Will Legalizing Drugs Reduce Addiction

These drugs are dangerous and kill people, but Americans and policymakers are largely impervious to deaths — they rarely refer to those hundreds or tens of thousands of deaths as a crisis or epidemic. Thus, these problems, especially with alcohol, take a back seat and leave the industry to get away with its excesses, as the legislator gets a passport for inaction. It all seemed so obvious to me. Prohibition had failed. Over the past decade, millions of Americans have been arrested and, in many of these cases, jailed for drugs. The government has spent tens of billions of dollars a year on drug policies – not only to monitor and arrest people and possibly destroy their lives, but also on overseas operations in which armed forces have attacked and destroyed people`s farms and ruined their livelihoods. In four decades, the price of the war on drugs has risen to more than $1 trillion. The most obvious case is the regulation of adolescents` and young adults` access to drugs. Whatever the regime, it is hard to imagine that the drugs that are now banned would be more readily available than alcohol and tobacco today. Would there be a black market for drugs for youth, or would the regulatory system be as permeable as the current one for alcohol and tobacco? A “yes” answer to both questions would reduce the appeal of legalization. This is a tricky question. Should drugs be legalized even if they are known to increase addiction rates? How can our country avoid higher dependency rates instead of criminalizing? Drug treatment programs may be the answer.

But the United States failed. Terrible. There are many things that could have been done to stop the opioid epidemic in its tracks: The Food and Drug Administration (FDA) could have blocked or restricted the use of opioids — to better account for the risks of addiction and overdose, as well as the lack of scientific evidence that opioids are effective even for chronic pain. The Drug Enforcement Administration (DEA) could have reduced the supply of opioids and taken tougher legal action against companies that carelessly proliferated their drugs into unscrupulous prescribers, rather than focusing on players such as the pill factories that are popping up across the country. Let`s take a closer look at the debate about drug legalization, the pros and cons of drug legalization, and what the research says about how drug decriminalization will affect young adults in particular. But with hard drugs, there`s plenty of room to waste – as the opioid epidemic shows. Some legalized drugs are controversial. Some states made the legal news of weed during the last election. They even went through legal mushrooms. There are two sides to the question of whether it was the right decision or not.

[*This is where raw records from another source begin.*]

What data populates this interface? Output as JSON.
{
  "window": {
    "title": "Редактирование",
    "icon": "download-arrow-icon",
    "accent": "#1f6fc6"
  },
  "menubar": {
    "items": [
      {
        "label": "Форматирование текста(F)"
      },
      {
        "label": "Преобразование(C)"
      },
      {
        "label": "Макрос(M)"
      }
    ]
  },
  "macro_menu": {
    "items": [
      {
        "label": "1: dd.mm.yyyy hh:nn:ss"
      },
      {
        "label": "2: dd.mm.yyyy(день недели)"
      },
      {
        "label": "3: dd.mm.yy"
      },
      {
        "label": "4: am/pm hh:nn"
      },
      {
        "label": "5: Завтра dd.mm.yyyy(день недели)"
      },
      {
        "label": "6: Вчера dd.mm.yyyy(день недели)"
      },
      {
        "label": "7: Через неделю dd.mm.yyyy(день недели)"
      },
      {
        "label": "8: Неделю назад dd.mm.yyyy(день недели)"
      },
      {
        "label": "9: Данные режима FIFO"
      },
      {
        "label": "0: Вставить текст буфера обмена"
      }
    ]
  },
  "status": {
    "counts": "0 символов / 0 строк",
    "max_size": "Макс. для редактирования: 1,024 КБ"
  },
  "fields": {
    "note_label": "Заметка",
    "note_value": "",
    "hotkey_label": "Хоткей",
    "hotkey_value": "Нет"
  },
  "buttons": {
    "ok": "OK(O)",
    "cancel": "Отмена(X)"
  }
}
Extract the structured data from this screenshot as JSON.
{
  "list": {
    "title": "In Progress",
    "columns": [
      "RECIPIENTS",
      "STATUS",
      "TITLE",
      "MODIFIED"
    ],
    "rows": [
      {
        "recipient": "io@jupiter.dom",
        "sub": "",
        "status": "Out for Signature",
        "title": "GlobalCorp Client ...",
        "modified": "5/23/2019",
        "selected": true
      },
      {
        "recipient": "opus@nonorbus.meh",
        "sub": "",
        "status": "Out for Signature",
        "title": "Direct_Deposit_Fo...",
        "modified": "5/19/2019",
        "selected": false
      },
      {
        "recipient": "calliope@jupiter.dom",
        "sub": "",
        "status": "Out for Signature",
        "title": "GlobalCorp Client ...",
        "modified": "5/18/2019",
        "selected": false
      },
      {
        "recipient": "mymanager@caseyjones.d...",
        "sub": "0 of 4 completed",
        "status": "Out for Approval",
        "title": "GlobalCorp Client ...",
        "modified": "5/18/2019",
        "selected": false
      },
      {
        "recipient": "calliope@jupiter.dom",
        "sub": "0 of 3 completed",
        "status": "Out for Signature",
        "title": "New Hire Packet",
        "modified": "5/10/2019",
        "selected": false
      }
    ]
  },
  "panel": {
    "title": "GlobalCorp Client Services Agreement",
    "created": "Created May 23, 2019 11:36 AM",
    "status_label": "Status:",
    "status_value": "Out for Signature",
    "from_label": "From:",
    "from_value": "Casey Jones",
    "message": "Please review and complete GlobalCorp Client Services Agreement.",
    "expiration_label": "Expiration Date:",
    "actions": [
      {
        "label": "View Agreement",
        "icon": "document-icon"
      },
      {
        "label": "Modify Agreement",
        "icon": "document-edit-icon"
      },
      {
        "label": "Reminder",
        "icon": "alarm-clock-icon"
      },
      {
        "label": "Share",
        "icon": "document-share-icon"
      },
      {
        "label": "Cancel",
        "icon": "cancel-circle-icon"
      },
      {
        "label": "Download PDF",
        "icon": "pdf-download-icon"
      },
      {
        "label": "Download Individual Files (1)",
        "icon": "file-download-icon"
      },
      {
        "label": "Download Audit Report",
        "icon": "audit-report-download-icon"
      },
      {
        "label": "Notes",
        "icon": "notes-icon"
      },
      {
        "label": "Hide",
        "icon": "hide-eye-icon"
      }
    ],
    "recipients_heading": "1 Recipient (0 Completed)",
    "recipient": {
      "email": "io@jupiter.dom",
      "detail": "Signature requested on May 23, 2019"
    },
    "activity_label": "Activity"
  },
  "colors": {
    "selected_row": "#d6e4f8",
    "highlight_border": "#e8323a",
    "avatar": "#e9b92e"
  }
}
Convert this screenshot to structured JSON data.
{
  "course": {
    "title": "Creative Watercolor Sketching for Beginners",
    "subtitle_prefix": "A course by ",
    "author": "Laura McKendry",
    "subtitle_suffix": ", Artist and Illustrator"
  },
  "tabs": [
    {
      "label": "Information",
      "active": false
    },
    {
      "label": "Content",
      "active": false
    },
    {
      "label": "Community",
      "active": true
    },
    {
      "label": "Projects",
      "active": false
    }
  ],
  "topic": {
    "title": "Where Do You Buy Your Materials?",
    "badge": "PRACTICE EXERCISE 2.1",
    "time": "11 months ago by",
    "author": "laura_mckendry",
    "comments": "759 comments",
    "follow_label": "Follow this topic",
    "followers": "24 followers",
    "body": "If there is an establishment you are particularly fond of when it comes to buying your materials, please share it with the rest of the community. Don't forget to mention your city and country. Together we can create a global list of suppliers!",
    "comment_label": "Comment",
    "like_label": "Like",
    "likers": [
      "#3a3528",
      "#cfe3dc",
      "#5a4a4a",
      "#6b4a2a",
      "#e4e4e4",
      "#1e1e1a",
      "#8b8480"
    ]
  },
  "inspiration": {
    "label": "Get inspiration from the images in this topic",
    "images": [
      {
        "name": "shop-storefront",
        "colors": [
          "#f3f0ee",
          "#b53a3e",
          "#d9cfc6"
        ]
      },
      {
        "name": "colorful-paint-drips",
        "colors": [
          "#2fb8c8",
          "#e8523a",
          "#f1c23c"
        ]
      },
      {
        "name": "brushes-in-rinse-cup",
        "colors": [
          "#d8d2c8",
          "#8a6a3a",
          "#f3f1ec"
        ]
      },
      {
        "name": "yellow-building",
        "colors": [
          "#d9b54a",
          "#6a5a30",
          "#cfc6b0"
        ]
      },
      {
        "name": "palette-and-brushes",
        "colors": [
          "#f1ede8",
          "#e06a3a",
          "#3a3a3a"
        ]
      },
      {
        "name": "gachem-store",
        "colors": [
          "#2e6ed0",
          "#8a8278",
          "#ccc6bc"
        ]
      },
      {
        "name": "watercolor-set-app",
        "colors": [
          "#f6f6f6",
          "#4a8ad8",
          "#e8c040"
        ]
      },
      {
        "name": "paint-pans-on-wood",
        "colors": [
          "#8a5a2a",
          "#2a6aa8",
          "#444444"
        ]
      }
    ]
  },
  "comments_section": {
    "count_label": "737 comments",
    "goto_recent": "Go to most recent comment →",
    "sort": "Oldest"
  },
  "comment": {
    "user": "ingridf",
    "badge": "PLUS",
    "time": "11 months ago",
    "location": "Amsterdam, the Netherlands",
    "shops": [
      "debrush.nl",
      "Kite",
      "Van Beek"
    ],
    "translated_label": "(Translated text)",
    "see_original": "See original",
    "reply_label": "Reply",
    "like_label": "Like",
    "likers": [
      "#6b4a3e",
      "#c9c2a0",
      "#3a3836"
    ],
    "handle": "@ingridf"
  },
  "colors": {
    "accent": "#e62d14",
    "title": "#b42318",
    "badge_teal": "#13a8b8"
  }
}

Another factor to consider is the appeal of forbidden fruits. For young people, often attracted by taboos, legal drugs can be less tempting than they are today. This is the experience of the Netherlands: after the Dutch government decriminalized marijuana in 1976 so that it could be sold and consumed openly in small quantities, use steadily declined – especially among teenagers and young adults. Before decriminalization, 10% of Dutch 17- and 18-year-olds used marijuana. By 1985 this figure had fallen to 6.5%. As in the past, some observers will no doubt see the solution in much harsher penalties to deter both suppliers and users of illicit psychoactive substances. Others will argue that the answer lies not in more enforcement and tougher penalties, but in fewer penalties. In particular, they will argue that the edifice of national laws and international conventions that collectively prohibit the production, sale and use of large numbers of drugs for non-medical or scientific purposes has proven to be physically harmful, socially divisive, prohibitive and ultimately counterproductive by creating the very incentives that perpetuate a violent black market for illicit drugs.

They will also conclude that the only logical step for the United States is to “legalize” drugs – essentially by repealing and dismantling current drug laws and enforcement mechanisms, just as America abandoned its brief experiment with alcohol prohibition in the 1920s. Then I started reporting on the opioid epidemic. I have seen friends of family members die of a drug overdose. I`ve talked to people who can`t get rid of the years of addiction that often started with legal prescription drugs. I spoke to doctors, prosecutors, and experts about how the crisis really started when big pharma urged doctors and the government to accept their drugs. Caught in the crossfire. Just as alcohol prohibition fueled violent gangsterism in the 1920s, today`s drug prohibition has spawned a culture of drive-by shootings and other gun crimes. And just as most of the violence of the 1920s was not committed by drunk people, most drug-related violence today is not committed by people who use drugs. Murders, then as now, are based on rivalries: Al Capone ordered the execution of rival smugglers, and drug traffickers are now killing their rivals.

A 1989 government study of 193 “cocaine-related” murders in New York found that 87 percent resulted from rivalries and disagreements related to doing business in an illegal market.